Insomma, mi sembra che un piatto della bilancia sia pieno zeppo e l’altro… Beh, l’altro no.
2) mi pare che a riattivare e rafforzare il frame delle “due culture” sia proprio Sandal. In questa vicenda non si sono scontrate “due culture”, semmai due diversi modi di discutere, in due diversi ambienti comunicativi (per dirla in caricatura: da una parte FB dove yuk! yuk! e dall’altra questo blog dove si scrivono “pipponi”). La maggior parte delle persone intervenute su Giap in questi giorni ha una formazione scientifica o tecnico-scientifica, quasi sempre inclusa nella declaratio terminorum in apertura dei commenti (“Sono un matematico”, “Sono laureato in fisica”, “Sono giornalista scientifico e socio Cicap”, “Sono un informatico”, “Intervengo da ricercatore” ecc. ecc.). Questo è un blog aperto da scrittori e quindi si presta a essere etichettato come “covo di umanisti”, ma la comunità che si ritrova qui sopra della separazione tra le “due culture” se ne è sempre infischiata. Ci sono scienziati che amano la letteratura, e lettori di romanzi che si interessano di scienze.
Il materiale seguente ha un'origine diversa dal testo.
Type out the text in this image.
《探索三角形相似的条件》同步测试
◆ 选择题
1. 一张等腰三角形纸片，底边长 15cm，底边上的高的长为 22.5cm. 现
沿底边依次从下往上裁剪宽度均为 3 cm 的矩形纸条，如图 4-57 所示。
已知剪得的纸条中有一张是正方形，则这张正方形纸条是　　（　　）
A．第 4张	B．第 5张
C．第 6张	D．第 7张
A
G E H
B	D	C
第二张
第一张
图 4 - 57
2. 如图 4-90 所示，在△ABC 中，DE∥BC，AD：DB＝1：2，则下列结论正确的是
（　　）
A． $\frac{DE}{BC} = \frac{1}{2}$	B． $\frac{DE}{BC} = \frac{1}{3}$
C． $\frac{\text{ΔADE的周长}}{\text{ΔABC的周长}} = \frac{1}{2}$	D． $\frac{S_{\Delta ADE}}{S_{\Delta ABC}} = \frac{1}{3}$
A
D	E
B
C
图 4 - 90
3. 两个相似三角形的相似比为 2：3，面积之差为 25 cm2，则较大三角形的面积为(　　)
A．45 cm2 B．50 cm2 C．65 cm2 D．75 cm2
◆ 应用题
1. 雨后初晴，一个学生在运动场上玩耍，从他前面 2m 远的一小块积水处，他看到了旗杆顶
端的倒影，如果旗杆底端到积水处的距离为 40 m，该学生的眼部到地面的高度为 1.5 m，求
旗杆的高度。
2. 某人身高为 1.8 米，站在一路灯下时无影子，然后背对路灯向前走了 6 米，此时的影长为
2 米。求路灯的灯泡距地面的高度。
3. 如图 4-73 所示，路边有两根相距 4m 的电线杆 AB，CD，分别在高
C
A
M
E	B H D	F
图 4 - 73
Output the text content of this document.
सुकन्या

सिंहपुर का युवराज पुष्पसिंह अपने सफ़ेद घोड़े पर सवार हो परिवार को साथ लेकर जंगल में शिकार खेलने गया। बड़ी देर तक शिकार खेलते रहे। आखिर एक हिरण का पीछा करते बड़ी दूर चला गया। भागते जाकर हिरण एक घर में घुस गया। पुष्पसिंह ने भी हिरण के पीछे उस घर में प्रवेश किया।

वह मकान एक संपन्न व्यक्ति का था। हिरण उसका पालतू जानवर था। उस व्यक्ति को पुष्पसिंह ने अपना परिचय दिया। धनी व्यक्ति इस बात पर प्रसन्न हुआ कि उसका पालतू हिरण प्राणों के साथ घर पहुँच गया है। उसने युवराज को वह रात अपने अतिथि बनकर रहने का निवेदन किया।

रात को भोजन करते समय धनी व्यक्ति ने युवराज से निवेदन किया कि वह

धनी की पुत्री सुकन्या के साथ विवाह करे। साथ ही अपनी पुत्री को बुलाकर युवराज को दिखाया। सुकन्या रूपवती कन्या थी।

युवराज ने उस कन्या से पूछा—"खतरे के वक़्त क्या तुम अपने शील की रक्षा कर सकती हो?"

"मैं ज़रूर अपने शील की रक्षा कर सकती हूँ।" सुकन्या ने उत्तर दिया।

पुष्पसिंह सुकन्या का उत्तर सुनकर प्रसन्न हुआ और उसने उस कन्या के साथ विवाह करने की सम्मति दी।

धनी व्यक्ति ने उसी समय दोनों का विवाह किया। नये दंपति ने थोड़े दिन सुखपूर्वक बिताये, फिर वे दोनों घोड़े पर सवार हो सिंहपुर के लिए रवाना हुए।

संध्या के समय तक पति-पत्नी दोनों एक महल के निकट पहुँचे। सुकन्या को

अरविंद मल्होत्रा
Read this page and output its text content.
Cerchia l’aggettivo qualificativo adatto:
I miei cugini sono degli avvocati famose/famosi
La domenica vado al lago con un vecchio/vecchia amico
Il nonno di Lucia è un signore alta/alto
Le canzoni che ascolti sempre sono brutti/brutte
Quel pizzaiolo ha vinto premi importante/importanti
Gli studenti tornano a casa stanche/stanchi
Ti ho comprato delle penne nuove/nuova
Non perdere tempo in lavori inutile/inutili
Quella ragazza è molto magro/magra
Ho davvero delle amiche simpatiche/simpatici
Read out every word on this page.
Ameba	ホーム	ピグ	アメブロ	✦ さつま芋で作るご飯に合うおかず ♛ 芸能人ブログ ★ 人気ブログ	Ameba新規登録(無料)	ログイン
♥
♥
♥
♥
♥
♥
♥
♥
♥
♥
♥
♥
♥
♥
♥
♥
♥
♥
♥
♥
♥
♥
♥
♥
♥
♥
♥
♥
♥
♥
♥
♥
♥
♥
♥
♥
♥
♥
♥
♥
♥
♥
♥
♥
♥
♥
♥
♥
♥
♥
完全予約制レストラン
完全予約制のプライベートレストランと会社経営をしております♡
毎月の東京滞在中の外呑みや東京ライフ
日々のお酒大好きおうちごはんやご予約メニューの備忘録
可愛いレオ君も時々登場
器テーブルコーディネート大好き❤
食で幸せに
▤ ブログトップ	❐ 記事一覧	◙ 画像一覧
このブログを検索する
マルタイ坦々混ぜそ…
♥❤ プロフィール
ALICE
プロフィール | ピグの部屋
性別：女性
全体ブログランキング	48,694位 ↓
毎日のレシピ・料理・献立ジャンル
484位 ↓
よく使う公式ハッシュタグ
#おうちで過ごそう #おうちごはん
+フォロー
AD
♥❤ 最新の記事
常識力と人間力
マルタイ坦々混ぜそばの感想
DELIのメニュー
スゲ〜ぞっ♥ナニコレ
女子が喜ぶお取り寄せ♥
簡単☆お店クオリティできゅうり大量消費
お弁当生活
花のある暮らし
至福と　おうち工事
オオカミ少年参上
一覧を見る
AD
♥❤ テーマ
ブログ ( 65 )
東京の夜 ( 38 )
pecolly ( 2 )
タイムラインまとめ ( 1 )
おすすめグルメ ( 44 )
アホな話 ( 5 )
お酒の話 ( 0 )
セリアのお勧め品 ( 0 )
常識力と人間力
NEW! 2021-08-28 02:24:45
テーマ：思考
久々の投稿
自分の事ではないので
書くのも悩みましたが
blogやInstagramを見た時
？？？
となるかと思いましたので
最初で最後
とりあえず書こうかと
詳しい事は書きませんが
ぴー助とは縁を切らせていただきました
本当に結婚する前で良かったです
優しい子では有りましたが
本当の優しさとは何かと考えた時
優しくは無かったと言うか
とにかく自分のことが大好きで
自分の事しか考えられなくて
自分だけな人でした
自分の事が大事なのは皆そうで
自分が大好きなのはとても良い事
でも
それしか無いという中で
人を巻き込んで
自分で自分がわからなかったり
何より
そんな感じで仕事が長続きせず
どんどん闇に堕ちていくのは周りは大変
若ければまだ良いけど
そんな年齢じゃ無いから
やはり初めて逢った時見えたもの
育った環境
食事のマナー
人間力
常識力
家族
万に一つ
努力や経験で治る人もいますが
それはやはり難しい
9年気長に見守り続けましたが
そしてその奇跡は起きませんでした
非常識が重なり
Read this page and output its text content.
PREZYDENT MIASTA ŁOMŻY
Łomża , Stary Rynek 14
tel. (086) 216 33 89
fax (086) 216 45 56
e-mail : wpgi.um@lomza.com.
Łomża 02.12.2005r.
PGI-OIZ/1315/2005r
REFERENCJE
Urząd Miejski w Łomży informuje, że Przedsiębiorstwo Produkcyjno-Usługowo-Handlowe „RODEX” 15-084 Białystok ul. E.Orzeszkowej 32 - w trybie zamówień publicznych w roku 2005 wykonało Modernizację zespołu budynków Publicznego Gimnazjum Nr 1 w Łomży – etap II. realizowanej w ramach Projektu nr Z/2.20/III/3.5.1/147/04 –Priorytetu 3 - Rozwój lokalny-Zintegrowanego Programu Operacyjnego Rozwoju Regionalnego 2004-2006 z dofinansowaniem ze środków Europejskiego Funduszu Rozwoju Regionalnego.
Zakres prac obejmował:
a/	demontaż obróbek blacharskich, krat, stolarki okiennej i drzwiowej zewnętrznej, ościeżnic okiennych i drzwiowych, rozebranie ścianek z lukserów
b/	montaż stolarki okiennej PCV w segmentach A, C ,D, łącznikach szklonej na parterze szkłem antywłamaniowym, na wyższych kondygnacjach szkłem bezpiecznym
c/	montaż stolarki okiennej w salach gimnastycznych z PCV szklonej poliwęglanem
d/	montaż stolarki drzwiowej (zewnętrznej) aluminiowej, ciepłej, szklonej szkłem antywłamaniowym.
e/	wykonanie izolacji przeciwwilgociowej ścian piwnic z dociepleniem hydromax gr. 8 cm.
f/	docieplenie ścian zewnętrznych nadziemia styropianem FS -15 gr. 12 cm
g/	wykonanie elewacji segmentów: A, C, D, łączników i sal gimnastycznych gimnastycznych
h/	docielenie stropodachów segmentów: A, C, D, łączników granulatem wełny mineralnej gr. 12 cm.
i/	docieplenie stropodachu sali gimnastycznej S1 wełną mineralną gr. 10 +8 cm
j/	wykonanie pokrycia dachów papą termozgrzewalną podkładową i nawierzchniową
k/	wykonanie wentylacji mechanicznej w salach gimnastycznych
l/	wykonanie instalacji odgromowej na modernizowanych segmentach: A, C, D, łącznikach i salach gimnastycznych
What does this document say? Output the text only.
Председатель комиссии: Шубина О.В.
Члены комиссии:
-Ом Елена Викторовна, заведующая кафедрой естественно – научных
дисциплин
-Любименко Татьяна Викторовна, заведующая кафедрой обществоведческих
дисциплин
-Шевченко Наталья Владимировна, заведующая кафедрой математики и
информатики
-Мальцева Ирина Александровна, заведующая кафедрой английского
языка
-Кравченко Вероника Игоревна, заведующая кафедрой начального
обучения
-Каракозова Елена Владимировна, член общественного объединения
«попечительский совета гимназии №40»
E figure del tutto ibride, come appunto Mariano, che è di formazione scientifica, ha scritto su riviste scientifiche peer-reviewed, ma non ha la “forma mentis” di cui parla Sandal, quella che ritiene la filosofia e le arti “orpelli inutili”.
Velocissimo perchè ho ore e ore di sonno arretrato:
si commenta sempre la prima metà del post di Mariano (dove si parlava dell’esperimento proposto da Ferrero e si riassumeva un articolo di Bressanini sul caso Schmeiser-Monsanto) e non si dice nulla sulla seconda (quella dove Mariano suggeriva possibili approcci)
In realtà 1)ho fatto presente che sulla seconda parte sono fondamentalmente d’accordo, testimone ne sia un altro mio post di qualche tempo fa sulla necessità di ritrovare il senso del racconto della scienza come storia (di cui lo storytelling giornalistico è solo una delle declinazioni e forse la meno interessante) 2)ho fatto presente che quegli approcci mi paiono approvati solo se dalla parte che ci piace. Se non ho approfondito è perchè per il resto, più che dire “in linea di massima sono d’accordo” non saprei ora come ora. La parte problematica è la precedente.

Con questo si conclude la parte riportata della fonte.